Semantic similarity prediction is better than other semantic similarity measures
Steffen Herbold
TL;DR
The paper probes how to quantify semantic similarity between text pairs, arguing that a regression-based approach using a fine-tuned transformer (STSScorer) yields better alignment with human judgments than traditional embedding- or n-gram-based metrics. It implements STSScorer by fine-tuning RoBERTa on STS-B and normalizing the logits to the interval $[0,1]$ using $logits/5$ with $MSE$ loss, and then evaluates this method against BLEU, BERTScore, and S-BERT across STS-B, MRPC, QQP, and WMT22-ZH-EN. Across STS-B, MRPC, and QQP, STSScorer shows stronger linear or rank correlations with human labels and higher AUCs, while BERTScore and BLEU underperform in several settings; on WMT22-ZH-EN, BERTScore sometimes aligns better with MQM judgments, highlighting the limits of a single semantic view. The authors discuss biases, data-coverage limitations, and the potential benefits of multi-faceted or multi-language similarity measures, suggesting that fine-tuned regression-based similarity measures are a practical and effective tool for semantic evaluation in NLP tasks.
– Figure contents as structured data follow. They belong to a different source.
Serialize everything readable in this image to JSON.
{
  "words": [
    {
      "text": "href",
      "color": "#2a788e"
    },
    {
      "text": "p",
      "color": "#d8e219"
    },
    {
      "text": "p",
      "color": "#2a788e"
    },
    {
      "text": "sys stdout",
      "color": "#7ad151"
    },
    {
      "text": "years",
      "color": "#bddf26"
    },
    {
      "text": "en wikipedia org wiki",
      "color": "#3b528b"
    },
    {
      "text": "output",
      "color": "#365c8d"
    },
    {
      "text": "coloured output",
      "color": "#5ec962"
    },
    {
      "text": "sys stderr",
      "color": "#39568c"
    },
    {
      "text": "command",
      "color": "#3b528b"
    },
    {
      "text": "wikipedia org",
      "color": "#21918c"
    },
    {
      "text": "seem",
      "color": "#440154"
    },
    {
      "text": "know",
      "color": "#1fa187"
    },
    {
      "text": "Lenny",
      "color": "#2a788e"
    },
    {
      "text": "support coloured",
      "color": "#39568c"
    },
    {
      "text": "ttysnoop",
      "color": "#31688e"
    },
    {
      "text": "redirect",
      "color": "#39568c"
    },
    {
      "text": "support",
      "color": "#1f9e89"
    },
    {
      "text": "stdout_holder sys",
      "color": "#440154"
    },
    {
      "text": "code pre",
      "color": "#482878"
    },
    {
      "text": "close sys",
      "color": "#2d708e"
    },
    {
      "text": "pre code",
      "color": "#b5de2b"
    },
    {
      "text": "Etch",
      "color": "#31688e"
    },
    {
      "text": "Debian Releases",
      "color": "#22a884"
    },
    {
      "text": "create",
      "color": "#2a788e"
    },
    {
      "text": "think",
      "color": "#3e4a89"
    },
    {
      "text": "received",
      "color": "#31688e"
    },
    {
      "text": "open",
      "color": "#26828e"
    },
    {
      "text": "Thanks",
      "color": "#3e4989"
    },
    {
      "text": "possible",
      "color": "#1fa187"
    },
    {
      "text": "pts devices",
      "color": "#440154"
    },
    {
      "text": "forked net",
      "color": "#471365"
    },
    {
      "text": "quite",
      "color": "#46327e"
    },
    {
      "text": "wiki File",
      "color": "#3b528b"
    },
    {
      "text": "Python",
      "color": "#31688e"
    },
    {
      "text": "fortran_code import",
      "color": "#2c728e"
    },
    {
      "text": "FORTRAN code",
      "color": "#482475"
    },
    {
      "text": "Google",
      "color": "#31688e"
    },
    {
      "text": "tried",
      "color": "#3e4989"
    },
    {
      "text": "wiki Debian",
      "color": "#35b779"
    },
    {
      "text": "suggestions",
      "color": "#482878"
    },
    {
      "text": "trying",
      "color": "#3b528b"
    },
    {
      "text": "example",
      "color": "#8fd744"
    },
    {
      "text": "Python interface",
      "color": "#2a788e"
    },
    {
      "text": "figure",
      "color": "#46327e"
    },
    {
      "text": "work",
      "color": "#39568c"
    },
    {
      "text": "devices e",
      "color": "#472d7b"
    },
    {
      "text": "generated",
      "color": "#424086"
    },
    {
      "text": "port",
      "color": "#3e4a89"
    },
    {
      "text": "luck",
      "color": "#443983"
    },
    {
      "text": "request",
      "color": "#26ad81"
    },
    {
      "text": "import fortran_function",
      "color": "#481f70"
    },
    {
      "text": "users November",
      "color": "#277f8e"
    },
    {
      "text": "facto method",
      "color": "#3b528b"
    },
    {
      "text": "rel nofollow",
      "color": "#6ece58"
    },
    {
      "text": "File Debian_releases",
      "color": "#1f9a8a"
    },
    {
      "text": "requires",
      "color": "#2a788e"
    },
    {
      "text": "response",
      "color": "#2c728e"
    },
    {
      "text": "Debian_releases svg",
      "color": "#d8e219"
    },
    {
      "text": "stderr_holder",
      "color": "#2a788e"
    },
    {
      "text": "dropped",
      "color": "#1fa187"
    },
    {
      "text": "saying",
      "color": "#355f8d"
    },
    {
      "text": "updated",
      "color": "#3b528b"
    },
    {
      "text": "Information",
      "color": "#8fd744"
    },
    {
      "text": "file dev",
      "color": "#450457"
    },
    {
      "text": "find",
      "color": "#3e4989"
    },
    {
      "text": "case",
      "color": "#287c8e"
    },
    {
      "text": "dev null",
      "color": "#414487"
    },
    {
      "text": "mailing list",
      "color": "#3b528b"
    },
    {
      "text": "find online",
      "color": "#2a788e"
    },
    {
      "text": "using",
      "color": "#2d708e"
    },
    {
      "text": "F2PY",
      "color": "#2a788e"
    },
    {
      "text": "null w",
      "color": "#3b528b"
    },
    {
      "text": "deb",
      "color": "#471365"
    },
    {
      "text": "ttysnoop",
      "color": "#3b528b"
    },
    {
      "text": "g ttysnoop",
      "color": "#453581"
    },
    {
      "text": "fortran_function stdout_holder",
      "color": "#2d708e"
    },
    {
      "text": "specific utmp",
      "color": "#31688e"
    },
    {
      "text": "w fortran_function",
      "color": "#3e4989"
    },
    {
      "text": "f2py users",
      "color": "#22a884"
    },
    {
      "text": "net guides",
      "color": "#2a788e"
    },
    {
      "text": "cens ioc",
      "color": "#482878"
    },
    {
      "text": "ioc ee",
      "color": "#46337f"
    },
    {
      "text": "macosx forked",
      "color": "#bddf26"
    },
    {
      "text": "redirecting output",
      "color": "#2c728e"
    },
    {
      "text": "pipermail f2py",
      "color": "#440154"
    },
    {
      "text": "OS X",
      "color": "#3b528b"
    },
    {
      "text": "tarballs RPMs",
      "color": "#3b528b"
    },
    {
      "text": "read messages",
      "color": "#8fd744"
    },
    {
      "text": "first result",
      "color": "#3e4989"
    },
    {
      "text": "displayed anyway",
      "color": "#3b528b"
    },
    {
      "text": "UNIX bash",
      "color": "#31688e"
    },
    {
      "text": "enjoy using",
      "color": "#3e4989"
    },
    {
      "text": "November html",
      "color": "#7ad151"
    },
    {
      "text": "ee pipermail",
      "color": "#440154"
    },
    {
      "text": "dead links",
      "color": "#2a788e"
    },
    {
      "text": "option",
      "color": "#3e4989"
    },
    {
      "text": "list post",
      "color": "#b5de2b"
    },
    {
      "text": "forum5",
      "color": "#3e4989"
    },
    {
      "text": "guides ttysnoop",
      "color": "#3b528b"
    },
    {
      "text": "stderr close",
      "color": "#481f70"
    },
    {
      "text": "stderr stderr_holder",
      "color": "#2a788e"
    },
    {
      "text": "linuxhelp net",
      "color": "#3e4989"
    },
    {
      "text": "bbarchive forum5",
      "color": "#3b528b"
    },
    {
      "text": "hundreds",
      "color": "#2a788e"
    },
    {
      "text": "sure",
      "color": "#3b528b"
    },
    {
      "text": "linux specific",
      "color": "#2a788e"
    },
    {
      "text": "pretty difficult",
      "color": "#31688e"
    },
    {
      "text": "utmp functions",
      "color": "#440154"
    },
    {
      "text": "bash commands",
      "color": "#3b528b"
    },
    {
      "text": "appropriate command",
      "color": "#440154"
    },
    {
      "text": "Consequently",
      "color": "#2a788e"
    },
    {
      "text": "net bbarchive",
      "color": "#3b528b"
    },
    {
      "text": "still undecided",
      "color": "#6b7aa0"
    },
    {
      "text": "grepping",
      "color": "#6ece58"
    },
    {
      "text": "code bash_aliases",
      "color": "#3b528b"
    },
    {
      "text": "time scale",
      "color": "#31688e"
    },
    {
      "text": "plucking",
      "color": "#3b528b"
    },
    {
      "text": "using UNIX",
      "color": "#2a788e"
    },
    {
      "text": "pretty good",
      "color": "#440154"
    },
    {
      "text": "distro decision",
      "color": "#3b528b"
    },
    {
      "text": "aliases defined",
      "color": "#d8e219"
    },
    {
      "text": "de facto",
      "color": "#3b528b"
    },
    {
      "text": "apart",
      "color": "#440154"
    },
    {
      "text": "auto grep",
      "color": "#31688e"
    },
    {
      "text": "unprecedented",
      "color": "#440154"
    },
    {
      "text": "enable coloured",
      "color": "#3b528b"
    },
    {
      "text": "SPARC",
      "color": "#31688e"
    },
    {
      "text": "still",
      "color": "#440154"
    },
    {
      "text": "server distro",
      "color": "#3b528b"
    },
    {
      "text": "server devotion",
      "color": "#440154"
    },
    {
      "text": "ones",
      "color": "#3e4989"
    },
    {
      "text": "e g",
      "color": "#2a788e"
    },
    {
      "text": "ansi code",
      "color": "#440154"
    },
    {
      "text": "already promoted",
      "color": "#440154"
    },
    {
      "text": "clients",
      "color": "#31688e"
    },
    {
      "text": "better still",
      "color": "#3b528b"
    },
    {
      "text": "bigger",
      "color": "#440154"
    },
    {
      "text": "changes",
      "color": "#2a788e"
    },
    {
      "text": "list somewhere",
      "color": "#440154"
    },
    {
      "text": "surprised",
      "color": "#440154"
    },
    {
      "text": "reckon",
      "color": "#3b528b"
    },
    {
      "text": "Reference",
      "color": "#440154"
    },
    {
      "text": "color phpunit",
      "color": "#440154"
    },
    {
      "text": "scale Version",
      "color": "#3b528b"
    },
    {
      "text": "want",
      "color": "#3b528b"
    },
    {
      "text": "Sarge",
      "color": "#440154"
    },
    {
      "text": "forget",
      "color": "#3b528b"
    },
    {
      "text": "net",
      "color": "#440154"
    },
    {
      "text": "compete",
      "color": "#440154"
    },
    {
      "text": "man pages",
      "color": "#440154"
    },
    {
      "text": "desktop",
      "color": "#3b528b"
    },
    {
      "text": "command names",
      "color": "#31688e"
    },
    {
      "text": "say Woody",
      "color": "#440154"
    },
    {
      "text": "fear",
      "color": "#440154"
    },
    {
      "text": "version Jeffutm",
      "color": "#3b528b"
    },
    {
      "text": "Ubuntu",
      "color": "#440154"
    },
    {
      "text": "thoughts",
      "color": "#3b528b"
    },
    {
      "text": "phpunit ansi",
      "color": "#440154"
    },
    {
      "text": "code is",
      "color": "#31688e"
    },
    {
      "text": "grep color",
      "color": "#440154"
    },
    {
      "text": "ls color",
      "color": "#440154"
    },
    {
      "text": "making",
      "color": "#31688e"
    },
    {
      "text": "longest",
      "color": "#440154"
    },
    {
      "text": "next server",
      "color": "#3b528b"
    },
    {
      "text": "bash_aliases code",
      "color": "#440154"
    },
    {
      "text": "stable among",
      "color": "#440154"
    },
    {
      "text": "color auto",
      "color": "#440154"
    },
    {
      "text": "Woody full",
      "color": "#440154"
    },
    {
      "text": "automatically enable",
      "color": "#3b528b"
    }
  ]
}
The work underscores the practical impact of adopting direct similarity prediction for robust semantic similarity assessment in real-world applications.
Abstract
Semantic similarity between natural language texts is typically measured either by looking at the overlap between subsequences (e.g., BLEU) or by using embeddings (e.g., BERTScore, S-BERT). Within this paper, we argue that when we are only interested in measuring the semantic similarity, it is better to directly predict the similarity using a fine-tuned model for such a task. Using a fine-tuned model for the Semantic Textual Similarity Benchmark tasks (STS-B) from the GLUE benchmark, we define the STSScore approach and show that the resulting similarity is better aligned with our expectations on a robust semantic similarity measure than other approaches.